Este es el caso de las últimas declaraciones a favor de la Ley Sinde, realizadas para Cincodías por parte de Rosalía Díaz Valcárcel, quien dirige la firma Wolters Kluwer, editorial digital especializada en Derecho y vicepresidenta de la Federación del Gremio de Editores de España. Díaz Varcárcel se muestra partidaria de la polémica Ley de Economía Sostenible, de quien subraya que no va en contra del usuario, sino "contra quienes crean una página web para distribuir contenidos ilícitos".

La ejecutiva no duda en calificar a quienes defienden la cultura libre de demagogos: "En España existe mucha demagogia entre quienes abogan por que la cultura sea gratis", y es precisamente esa demagogia, junto a una falta de consciencia la que, según Díaz Valcárcel ha hecho que la Ley Sinde haya sido tan criticada. Y ello lo refleja con una "simpática" anécdota: "Dos adolescentes estaban viendo contenidos en internet, una niña sueca con otra española, y esta última le propuso bajarse una serie, algo que la sueca le advirtió sorprendida que no se podía, que era un delito".

Díaz Valcárcel no se olvida del sector en la que está involucrada, el de la editorial de libros, donde, según ella, el problema de la piratería es un tema candente, aunque, según se puede intuir por sus palabras, ésta no es la única responsable de la crisis del sector: "está recortando la red de librerías por varios motivos, la reducción de peticiones de las Administraciones públicas, el recorte de los libros de texto y las descargas digitales, cuya piratería todavía no es un tema resuelto".
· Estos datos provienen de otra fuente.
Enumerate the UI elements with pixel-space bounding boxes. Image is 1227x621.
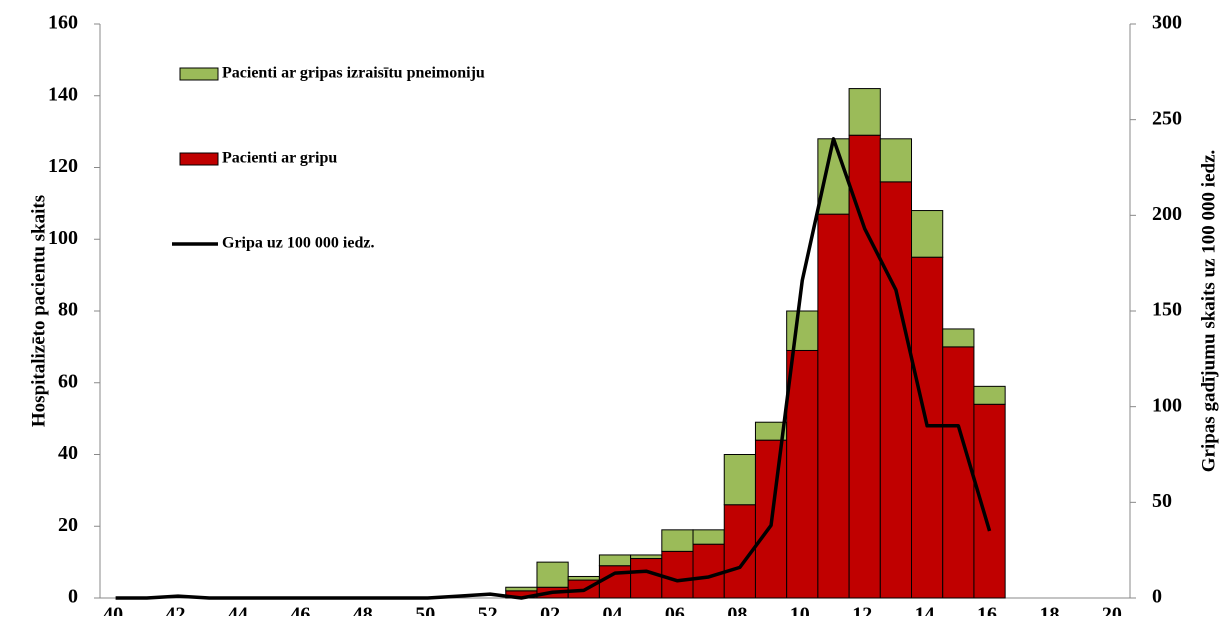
y2-tick-label: 150 [1152,299,1182,321]
x-tick-label: 16. [977,604,1002,616]
bar [817,213,850,599]
y-tick-label: 60 [58,370,78,392]
x-tick-label: 14. [915,604,940,616]
legend-swatch [179,152,219,166]
y2-axis-title: Gripas gadījumu skaits uz 100 000 iedz. [1198,150,1219,473]
y-axis-title: Hospitalizēto pacientu skaits [28,195,49,427]
bar [786,310,819,351]
bar [630,554,663,560]
bar [942,346,975,599]
x-tick-label: 12. [852,604,877,616]
bar [973,385,1006,405]
bar [911,210,944,258]
bar [505,586,538,592]
x-tick-label: 02. [540,604,565,616]
x-tick-label: 18. [1039,604,1064,616]
bar [598,565,632,599]
bar [911,256,944,599]
x-tick-label: 40. [103,604,128,616]
y-tick-label: 140 [48,83,78,105]
x-tick-label: 20. [1102,604,1127,616]
bar [598,554,632,567]
y-tick-label: 160 [48,12,78,34]
y2-tick-label: 250 [1152,107,1182,129]
y2-tick-label: 200 [1152,203,1182,225]
x-tick-label: 52. [478,604,503,616]
legend-label: Gripa uz 100 000 iedz. [222,235,374,252]
bar [879,138,913,183]
bar [536,561,569,588]
x-tick-label: 42. [166,604,191,616]
y2-tick-label: 50 [1152,490,1172,512]
y-tick-label: 0 [68,586,78,608]
bar [879,181,913,599]
y-tick-label: 100 [48,227,78,249]
y-tick-label: 120 [48,155,78,177]
bar [661,529,694,552]
legend: Pacienti ar gripas izraisītu pneimoniju P… [172,65,485,252]
x-tick-label: 10. [790,604,815,616]
y2-tick-label: 300 [1152,12,1182,34]
bar [661,550,694,599]
bar [973,403,1006,599]
y2-tick-label: 100 [1152,394,1182,416]
x-tick-label: 46. [290,604,315,616]
line [115,137,992,600]
bar [692,543,725,599]
legend-label: Pacienti ar gripu [222,150,337,167]
legend-swatch [179,67,219,81]
x-tick-label: 04. [603,604,628,616]
x-tick-label: 50. [415,604,440,616]
bar [786,349,819,599]
x-tick-label: 06. [665,604,690,616]
bar [817,138,850,215]
legend-label: Pacienti ar gripas izraisītu pneimoniju [222,65,485,82]
y2-tick-label: 0 [1152,586,1162,608]
bar [848,134,881,599]
bar [692,529,725,545]
x-tick-label: 08. [727,604,752,616]
y-tick-label: 80 [58,299,78,321]
bar [723,454,756,506]
bar [630,558,663,599]
x-tick-label: 44. [228,604,253,616]
bar [567,575,600,581]
bar [848,88,881,136]
bar [942,328,975,348]
y-tick-label: 40 [58,442,78,464]
x-tick-label: 48. [353,604,378,616]
y-tick-label: 20 [58,514,78,536]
A esta "nueva" piratería, Díaz Valcárcel asegura haber comenzado ya a enfrentarse a través de la Fundación del Gremio de Editores de España, desde donde se ha denunciado a varias web "no ya porque permitieran las descargas en sí mismas, sino porque tenían el objetivo de difundirlas". Sin embargo, reconoce que si la justicia no pone de su parte, la Ley Sinde puede acabar en saco roto, ya que asegura que, desde ésta se oyen "muchas doctrinas que van en contra del canon digital, en contra de la ley Sinde". La solución que propone: "mas pedadogía".